In the waiting room that same morning was another young boy in a wheelchair who looked to be a year or two older than Brennen. He was with his family, dressed in the same hospital gown that Brennen was wearing, and awaiting his own turn in the O.R. I remember looking at his mother, wondering if she was feeling what I was feeling, and how she was managing to keep it all together. I remember staring at her little boy, as so many strangers have stared at my son, only not out of pity but out of love.. love and concern and a deep understanding for what we were all about to go through. Though we exchanged many glances that morning, we did not speak. As her son was called in and she gathered their things, our eyes met and we smiled. Smiles that held so much more than words could say at that time. Smiles full of courage and comfort and a connection between two mothers on a very similar journey.
That little boy was Nathan, and this is his story.
Nathan was born at the Central Newfoundland Regional Health Centre in Grand Falls on January 3, 2003. He was two weeks early, weighing 6 lbs 4oz and was 21 inches long. I remember we had to buy preemie outfits for him because he was so tiny. Though he was almost an average size, he seemed so small to us. Looking at him today, you would never say that he was premature. At a whopping 100 pounds and 5'4" tall at only 11 years old - he's quite the brute!
We had no idea that Nathan had any health issues until January 2, when I went in for a routine check-up. I explained to my doctor that I hadn't been feeling a lot of movement so she wanted to do a stress test to make sure everything was still fine. It wasn't. The baby was in distress and I was immediately admitted to the hospital with a biophysical ultrasound scheduled for the next morning. I know, you are probably thinking, "Why the next day?", and that's a question we often ask ourselves. I wonder if things would have been different if they had done something right away, but we cannot go back in time, and I don't know that I would want to.
The biophysical ultrasound showed that he had only a small pocket of amniotic fluid by his nose. Other than that, he was completely dry! It was determined that they needed to take the baby right away, and so Nathan was born by emergency c-section at 10:10 in the morning of January 3, with zero blood sugar and high blood pressure. After numerous tests and a week long stay in the hospital we were supposed to be going home. I was packing up our room when one of the nurses came to check on him and noticed that he looked a little "dusky". She swooped him up right away and took him for oxygen. More tests followed and before we knew it, we were airlifted to the Janeway Children's Hospital in St. John's thinking that he may have a hole in his heart! There was so much confusion. I didn't know what was happening or what all of this meant for my baby boy.
Our stay at the Janeway was an incredibly difficult time in our lives. We saw so many doctors and nurses who were all fabulous and they truly don't get enough credit for the work they do every day! Being in the hospital with your baby you see so many things that are sad, amazing and beautiful, all at the same time. You realize as a parent that you really are quite lucky to be blessed with the child you have been given. In time you will understand that all things happen for a reason and that special children are only given to special parents that can make their lives exceptional!
We have been very lucky with Nathan. He is generally very healthy and does not have a lot of medical issues. He has had several surgeries, and we come to the Janeway regularly for CP clinic, but other than that he has been well.
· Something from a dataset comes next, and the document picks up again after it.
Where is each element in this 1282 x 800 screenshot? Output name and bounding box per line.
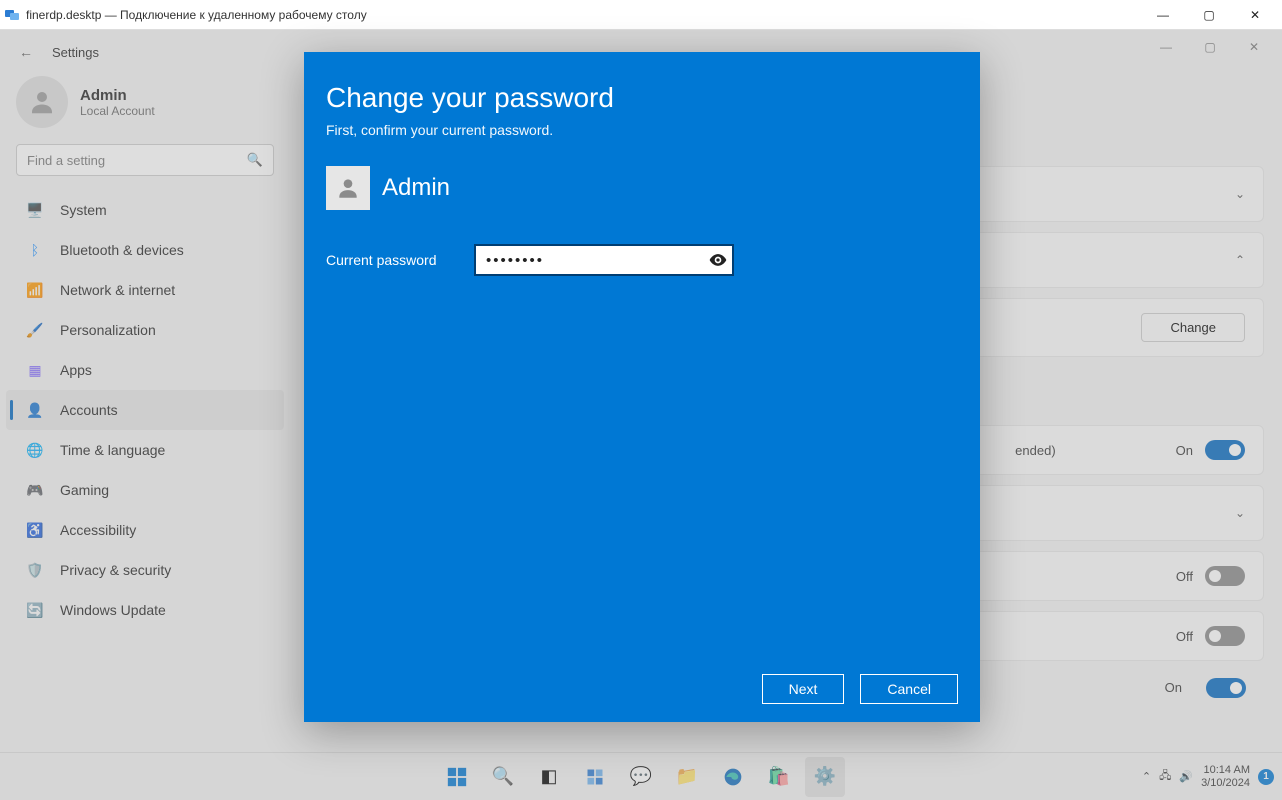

Although Nathan's communication is mediocre at best, we understand him completely. He is very patient with us and will repeat himself over and over until we understand what he is trying to say. Having even some form of communication is huge when dealing with common everyday things like being hungry, thirsty or sick!
When I started to write Nathan's Tulip Tale, I recalled the first time I saw Julie and her family. Nathan was having a tendon release done, and it was his first surgery! I remember wanting to talk to her so bad because I had never met or talked to another young mother in the same situation as us! Someone who knows all my feelings and emotions because she no doubt shared them! We didn't talk, we just looked at each other knowing mother to mother what was to come. It was going to be a long road for us. We did exchange email addresses and have been in contact from time to time ever since! I am so full of gratitude for the work that she is doing, bringing awareness and acceptance to cerebral palsy! Brennen must be a very proud little boy that his mommy is such a wonderful person.
Today Nathan is eleven years old! He is a happy, funny, easy going, laid back young man! He loves his family and friends, loves school, being outdoors, and going to the stadium. Whether it is to watch his little sister play hockey or for him to skate, guaranteed he will always have a plate of fries and gravy at the rink. If there's one thing Nathan loves it's food!
Our family is unique and special. Although we have different obstacles and challenges than other families, we wouldn't change our lives for anything in this world!
Amy, thank you for sharing Nathan's story! I have to tell you, I filled up when you talked about that day in the waiting room. It's funny how we both felt exactly the same way. I am so glad that we connected and have been staying in touch ever since. Nathan is such a handsome boy and he has such a happy, loving family. You are truly blessed. I just love the picture of him on the swing! OMG.. the joy on that child's face!! I do feel like we are on a very similar journey, and having someone like Nathan to look up to makes me less afraid of our future. He and Brennen are so very similar, and if they both keep going the way they have been, things are gonna be just fine!